Die Ausstellung 2020 in der Helen J Gallery in Los Angeles markierte eine Wende. Zum ersten Mal präsentierte Choi Werke, bei denen der Krug nur noch ein Vorwand war, vergrößerte Fragmente keramischer Oberflächen, bei denen die Risse zum Hauptmotiv wurden. Diese abstrakten Leinwände enthüllen die wahre Natur seines Projekts: nicht Objekte darzustellen, sondern mentale Zustände zu kartieren, Bewusstseinsflüsse, die in Netzwerken von Linien materialisiert sind.

Es ist auch die merkwürdige zeitliche Übereinstimmung seiner Arbeit zu beachten. Choi begann 2005 mit der Malerei von Mondkrügen, genau in dem Moment, als der südkoreanische Kunstmarkt international explodierte. Zufall oder Kalkül? Der Künstler behauptet, von einer quasi-mystischen Offenbarung vor einem Krug im Metropolitan Museum getroffen worden zu sein. Sei es drum. Aber man kann nicht anders, als zu bemerken, dass seine Wahl eines so identitär koreanischen Motivs gerade rechtzeitig kam, um auf der Welle der Hallyu-Bewegung mitzuschwimmen.

Diese Zweideutigkeit zwischen spiritueller Aufrichtigkeit und kommerziellem Opportunismus durchzieht sein gesamtes Werk. Choi präsentiert sich als Asket, der seine Tage in der Einsamkeit seines Ateliers mit meditativen Linienzügen verbringt. Zugleich nimmt er zahlreich an internationalen Kunstmessen teil, von Miami bis Hongkong. Diese doppelte Identität ist nicht notwendigerweise widersprüchlich. Sie spiegelt vielmehr die Lage des zeitgenössischen Künstlers wider, hin- und hergerissen zwischen innerem Anspruch und Marktzwängen.

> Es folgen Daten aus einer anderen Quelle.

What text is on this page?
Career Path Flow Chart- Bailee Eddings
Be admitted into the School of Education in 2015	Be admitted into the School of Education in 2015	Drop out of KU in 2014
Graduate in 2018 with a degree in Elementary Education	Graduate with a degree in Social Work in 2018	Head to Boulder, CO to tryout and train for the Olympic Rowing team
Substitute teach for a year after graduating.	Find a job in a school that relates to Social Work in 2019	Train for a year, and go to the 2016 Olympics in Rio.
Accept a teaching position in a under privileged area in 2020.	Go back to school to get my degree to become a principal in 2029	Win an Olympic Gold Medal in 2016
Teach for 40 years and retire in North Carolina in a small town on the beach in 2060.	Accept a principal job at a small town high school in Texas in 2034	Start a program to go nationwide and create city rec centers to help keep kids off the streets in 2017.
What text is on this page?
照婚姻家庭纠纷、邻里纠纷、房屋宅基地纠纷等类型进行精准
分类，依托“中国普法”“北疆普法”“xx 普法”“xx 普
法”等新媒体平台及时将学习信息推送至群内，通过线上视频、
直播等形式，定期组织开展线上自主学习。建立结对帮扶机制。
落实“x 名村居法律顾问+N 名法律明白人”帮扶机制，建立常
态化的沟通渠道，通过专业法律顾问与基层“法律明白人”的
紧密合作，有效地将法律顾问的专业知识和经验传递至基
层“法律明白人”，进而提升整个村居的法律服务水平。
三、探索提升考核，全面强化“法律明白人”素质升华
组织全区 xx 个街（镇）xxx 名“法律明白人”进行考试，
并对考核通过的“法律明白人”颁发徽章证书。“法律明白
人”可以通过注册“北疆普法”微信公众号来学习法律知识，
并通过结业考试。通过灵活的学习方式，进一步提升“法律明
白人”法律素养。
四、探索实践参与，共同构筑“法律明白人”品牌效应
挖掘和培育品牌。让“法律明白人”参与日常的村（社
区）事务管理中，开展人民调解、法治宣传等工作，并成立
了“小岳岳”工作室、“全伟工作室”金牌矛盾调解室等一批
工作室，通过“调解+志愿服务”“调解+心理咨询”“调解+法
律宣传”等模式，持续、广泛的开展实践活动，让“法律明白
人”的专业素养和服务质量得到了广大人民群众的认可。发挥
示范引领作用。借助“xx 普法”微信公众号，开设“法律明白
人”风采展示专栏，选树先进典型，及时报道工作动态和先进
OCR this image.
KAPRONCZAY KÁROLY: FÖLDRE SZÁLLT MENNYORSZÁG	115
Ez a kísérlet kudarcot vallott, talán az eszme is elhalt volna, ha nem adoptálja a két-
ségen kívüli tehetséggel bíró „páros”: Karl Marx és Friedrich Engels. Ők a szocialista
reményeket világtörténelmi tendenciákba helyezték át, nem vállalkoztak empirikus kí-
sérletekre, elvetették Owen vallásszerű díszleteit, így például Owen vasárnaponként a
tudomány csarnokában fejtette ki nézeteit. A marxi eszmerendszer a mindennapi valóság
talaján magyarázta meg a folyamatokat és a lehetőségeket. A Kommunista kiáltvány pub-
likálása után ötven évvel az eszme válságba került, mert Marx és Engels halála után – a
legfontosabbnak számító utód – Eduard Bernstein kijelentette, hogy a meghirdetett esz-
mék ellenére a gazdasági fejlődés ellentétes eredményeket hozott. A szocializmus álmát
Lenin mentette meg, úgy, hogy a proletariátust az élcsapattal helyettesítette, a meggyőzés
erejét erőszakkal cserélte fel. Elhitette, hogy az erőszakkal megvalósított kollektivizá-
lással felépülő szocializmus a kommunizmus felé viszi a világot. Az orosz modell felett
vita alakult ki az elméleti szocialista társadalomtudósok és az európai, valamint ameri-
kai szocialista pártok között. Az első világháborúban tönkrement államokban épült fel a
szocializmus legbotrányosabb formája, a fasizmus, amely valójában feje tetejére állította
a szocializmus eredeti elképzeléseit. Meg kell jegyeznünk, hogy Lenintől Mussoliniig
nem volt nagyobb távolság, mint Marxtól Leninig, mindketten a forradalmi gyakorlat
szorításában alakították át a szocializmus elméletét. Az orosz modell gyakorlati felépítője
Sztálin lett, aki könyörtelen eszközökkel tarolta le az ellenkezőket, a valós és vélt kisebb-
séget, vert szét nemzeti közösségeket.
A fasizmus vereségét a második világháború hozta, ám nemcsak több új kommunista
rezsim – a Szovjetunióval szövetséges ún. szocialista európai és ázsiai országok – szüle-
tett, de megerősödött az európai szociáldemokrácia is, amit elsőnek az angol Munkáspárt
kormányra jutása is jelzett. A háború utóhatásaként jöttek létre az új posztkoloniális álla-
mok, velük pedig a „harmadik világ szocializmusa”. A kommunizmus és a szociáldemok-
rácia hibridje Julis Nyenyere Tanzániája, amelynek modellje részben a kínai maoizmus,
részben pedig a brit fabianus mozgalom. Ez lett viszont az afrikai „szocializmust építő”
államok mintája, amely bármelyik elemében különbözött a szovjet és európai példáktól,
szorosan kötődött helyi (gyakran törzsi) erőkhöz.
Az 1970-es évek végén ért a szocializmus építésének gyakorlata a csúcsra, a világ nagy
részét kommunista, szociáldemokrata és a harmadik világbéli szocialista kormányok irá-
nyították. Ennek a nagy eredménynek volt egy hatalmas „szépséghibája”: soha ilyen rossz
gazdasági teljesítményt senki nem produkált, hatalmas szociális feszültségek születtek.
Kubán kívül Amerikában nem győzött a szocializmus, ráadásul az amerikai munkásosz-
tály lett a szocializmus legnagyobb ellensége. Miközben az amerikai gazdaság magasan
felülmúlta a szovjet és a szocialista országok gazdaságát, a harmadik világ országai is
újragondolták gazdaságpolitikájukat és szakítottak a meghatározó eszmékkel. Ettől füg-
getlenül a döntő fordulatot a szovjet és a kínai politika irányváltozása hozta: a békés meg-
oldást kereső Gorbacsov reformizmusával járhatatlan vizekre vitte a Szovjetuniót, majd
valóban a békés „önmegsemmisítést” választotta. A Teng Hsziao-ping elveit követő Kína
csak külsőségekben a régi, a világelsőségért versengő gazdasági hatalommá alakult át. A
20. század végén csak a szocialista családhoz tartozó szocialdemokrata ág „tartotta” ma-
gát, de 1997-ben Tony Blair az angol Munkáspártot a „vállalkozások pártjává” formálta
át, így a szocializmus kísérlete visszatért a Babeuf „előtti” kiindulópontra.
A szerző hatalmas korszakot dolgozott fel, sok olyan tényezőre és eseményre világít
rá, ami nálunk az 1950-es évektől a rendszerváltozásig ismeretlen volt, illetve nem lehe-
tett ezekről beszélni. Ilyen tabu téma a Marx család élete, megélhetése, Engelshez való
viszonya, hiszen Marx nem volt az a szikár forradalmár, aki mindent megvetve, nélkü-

Man kann diese Herangehensweise mit der Arbeit von Agnes Martin in den 1960er und 1970er Jahren vergleichen. Auch Martin zeichnete sich wiederholende Linien auf monochromen Leinwänden, die einen Zustand meditativer Reinheit erreichen sollten [3]. Auch Martin behauptete, nicht das zu malen, was sie sah, sondern was sie fühlte. Der Unterschied besteht darin, dass Martin das Universelle suchte, während Choi das Besondere beansprucht. Seine Krüge sind koreanisch, seine Linien autobiografisch. Paradoxerweise macht das vielleicht seine Arbeit zeitgemäßer: Die Zeit der großen universellen Abstraktionen ist vorbei, stattdessen dominieren fragmentierte identitäre Erzählungen.

Der generische Titel seiner Werke, “Karma”, ist besonders interessant. Im buddhistischen Denken bezeichnet Karma das Gesetz von Ursache und Wirkung, das unsere aufeinanderfolgenden Existenzen regelt. Unsere gegenwärtigen Handlungen bestimmen unser zukünftiges Leben, in einer unendlichen Kette von Ursachen und Wirkungen. Angewandt auf die Kunst erhält dieses Konzept eine besondere Resonanz. Wäre jede von Choi gezogene Linie die Folge einer vorherigen Linie? Jedes Gemälde das karmische Ergebnis vorheriger Gemälde?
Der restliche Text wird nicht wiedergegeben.